Note: if you installed an earlier version of WPT 10 then UIforETW will not detect this and upgrade you. In that case just navigate to the third_party\wpt10 directory and run the installer.
WPT 10 bugs
- WPT 10 is broken for recording traces on Windows 7. The dbgid information does not get recorded which means that symbols cannot be loaded. UIforETW works around this by automatically using WPT 8.1 to record traces on Windows 7 – it requires that WPT 8.1 be installed. These traces can then be analyzed with WPA 10.
- The option to restrict symbol loading by process or image is broken – attempting to add restrictions will crash WPA immediately. Oops. UIforETW can’t work around this one.
- The Window in Focus graph has always been flaky (it frequently doesn’t show up in short traces) but with WPT 10 it seems to be even flakier – it is missing from most traces.
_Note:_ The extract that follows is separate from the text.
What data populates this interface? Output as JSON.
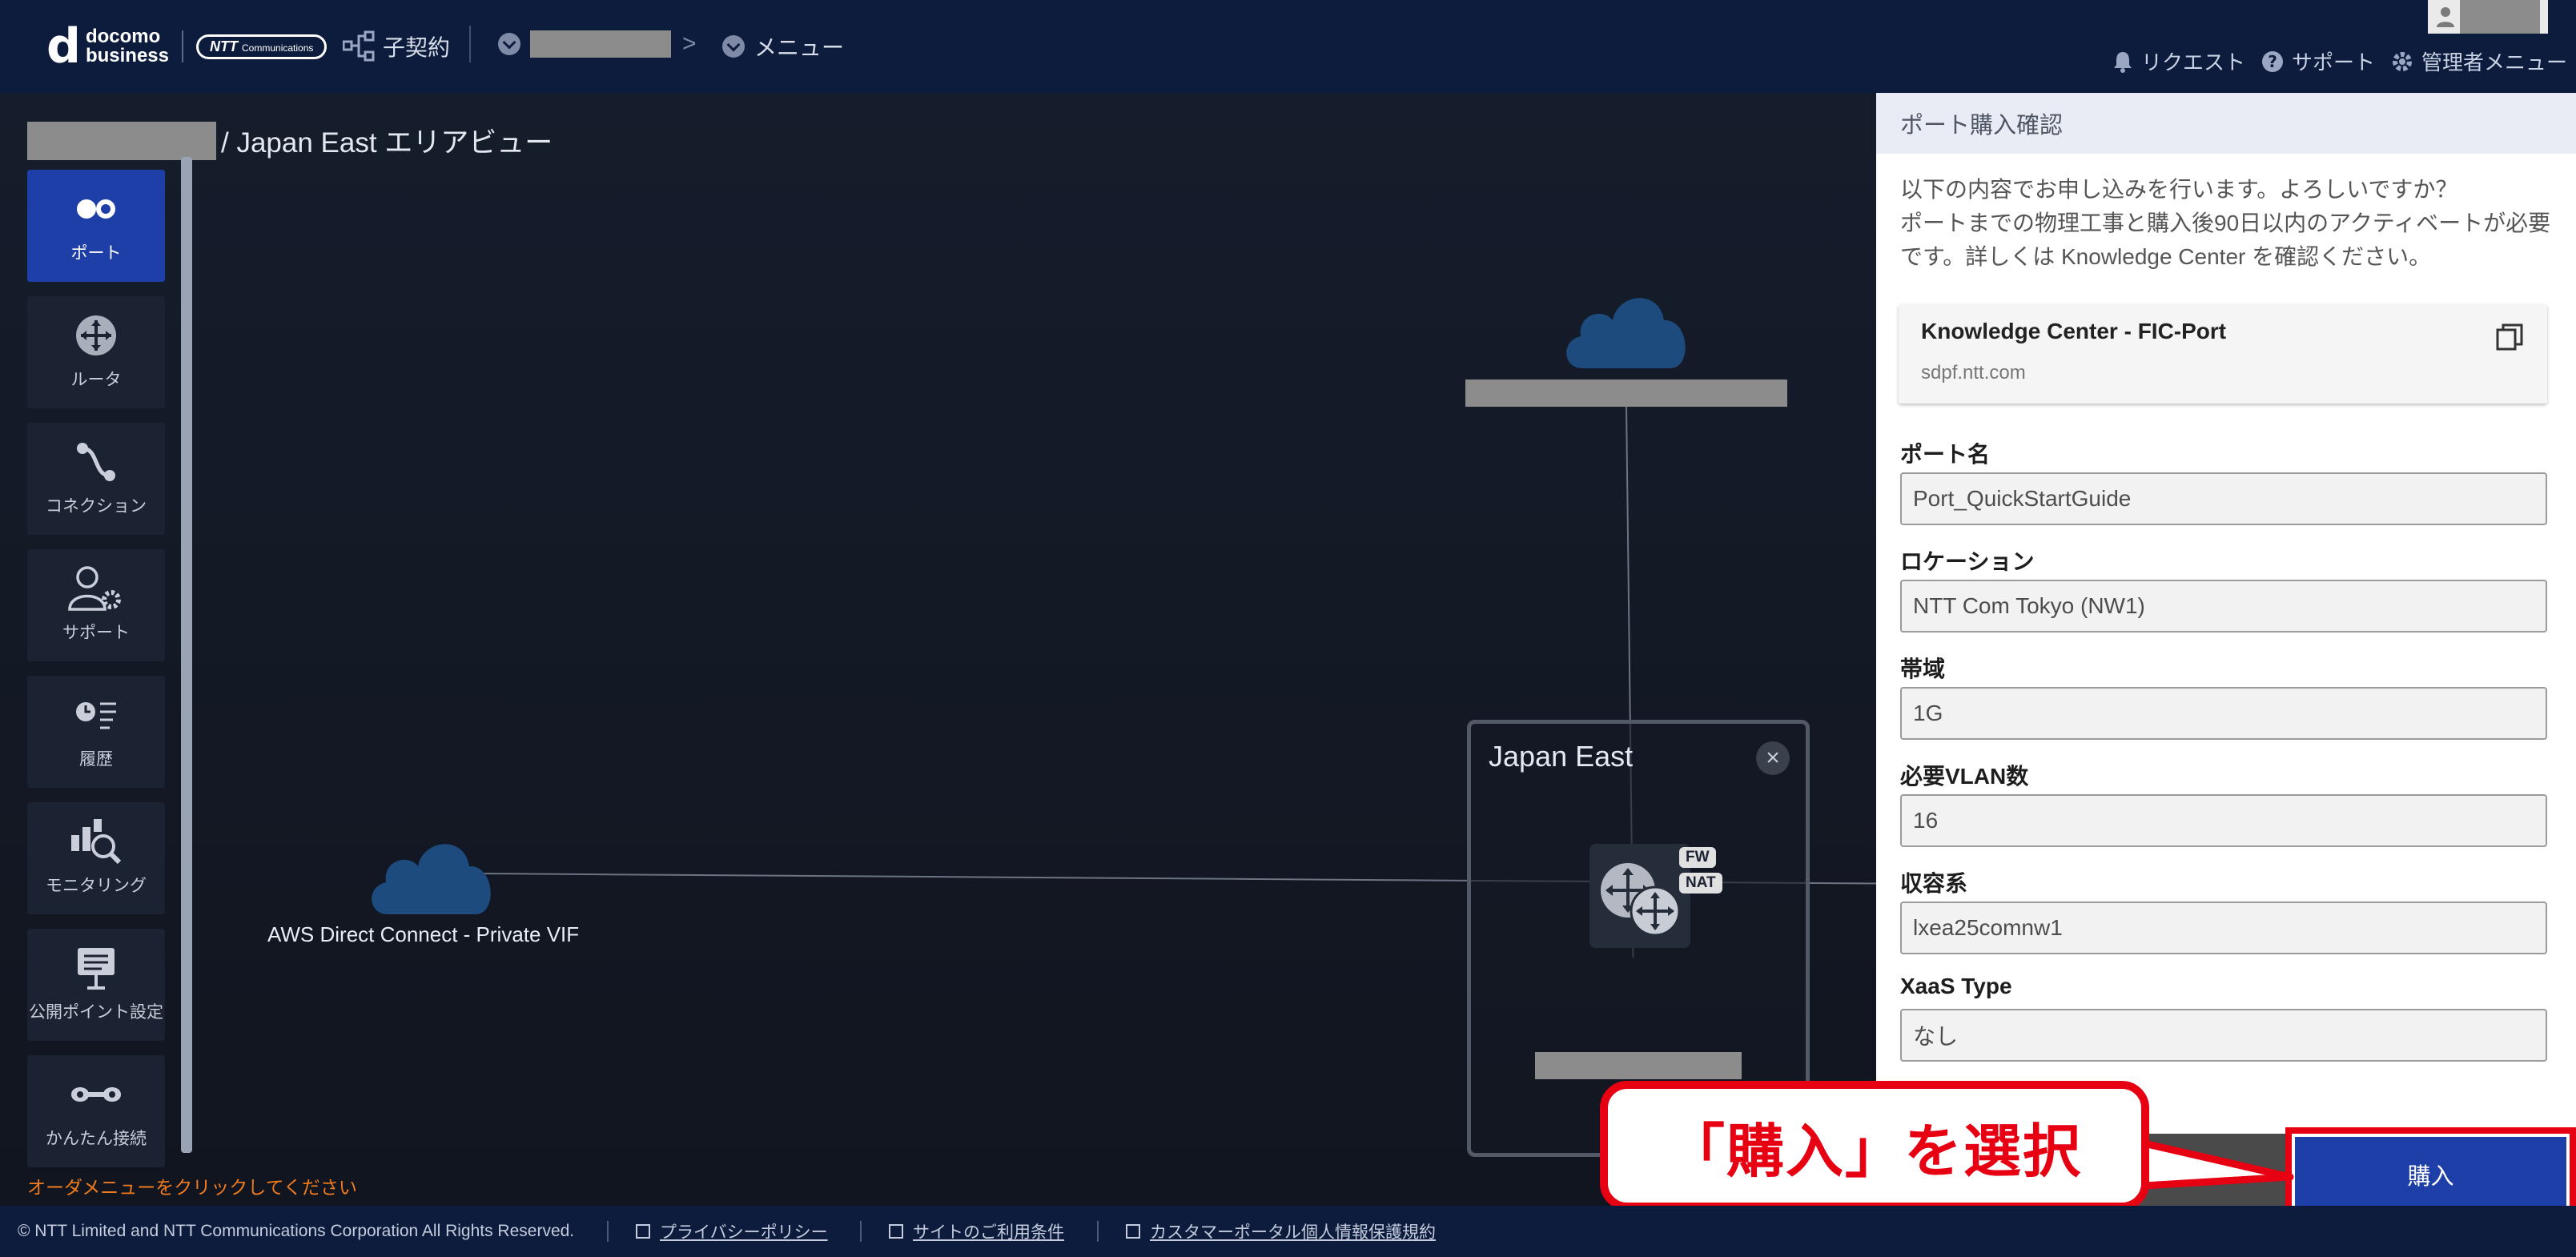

I’ve heard rumors of off-by-one errors in parsing the event stream but I really don’t know. This should be easy for the WPT team to fix because there is no shortage of traces that show this information in WPA 8.1 but not in WPA 10. I think I’ve also seen traces that show this graph in WPA 10 but not in WPA 8.1.
- WPA defaults to using Microsoft’s symbol server over http, which makes any bugs in symbol parsing vulnerable to man-in-the-middle exploitation. If you haven’t set _NT_SYMBOL_PATH yourself then UIforETW will request symbols over an https symbol server, for Microsoft and Chrome symbols. Okay, it may be hyperbole to call http symbol servers a bug, and this isn’t new to WPT 10, but I still strongly recommend https.
- If you have multiple WPA windows open and you close them all simultaneously (by selecting Close all windows from the task bar) then you you may get an error message because they all try to save their settings simultaneously. Visual Studio 2013 has a variation on the same bug.
- WPA 10 has problems displaying ETWMark data – in some or all cases the text shows up as the number zero. Oops. If you really need to see the data you can load the trace into WPA 8.1, installing it from etwpackage.zip’s third_party directory if necessary.
WPT 10 performance
WPT 10 feels like it is slower to load traces – hanging for several seconds after the trace was loaded but before displaying anything – so I recorded a profile of the two. On my one test trace (yes, bad science, but oh well) I found that WPA 8.1 took 12.4 seconds to load and display the trace, while WPA 10 took 14.3. WPA 8.1 used 18.9 seconds of CPU time while WPA 10 took 26.9. So, WPA 10 is somewhat slower.
Both versions have an anomalous half-second pause during startup where they do nothing. This appears to be caused by some bad input handling – the main thread waits for 2.1/1.5 seconds in msctf.dll!CThreadInputMgr::GetMessageW.
Analysis of WPA would be easier if it had slightly fewer threads. In my test the two copies of WPA both created about 450 threads, with most of these threads living for less than a millisecond. Very strange.
I think that WPA 10 is an improvement over WPA 8.1 so the recommendation is clear: everybody should install WPT 10, Windows 7 users should also install WPT 8.1, and when opening traces from UIforETW type Ctrl+E to invoke WPA 10.
For instruction on how to do ETW trace analysis take a look at the series of training videos I created.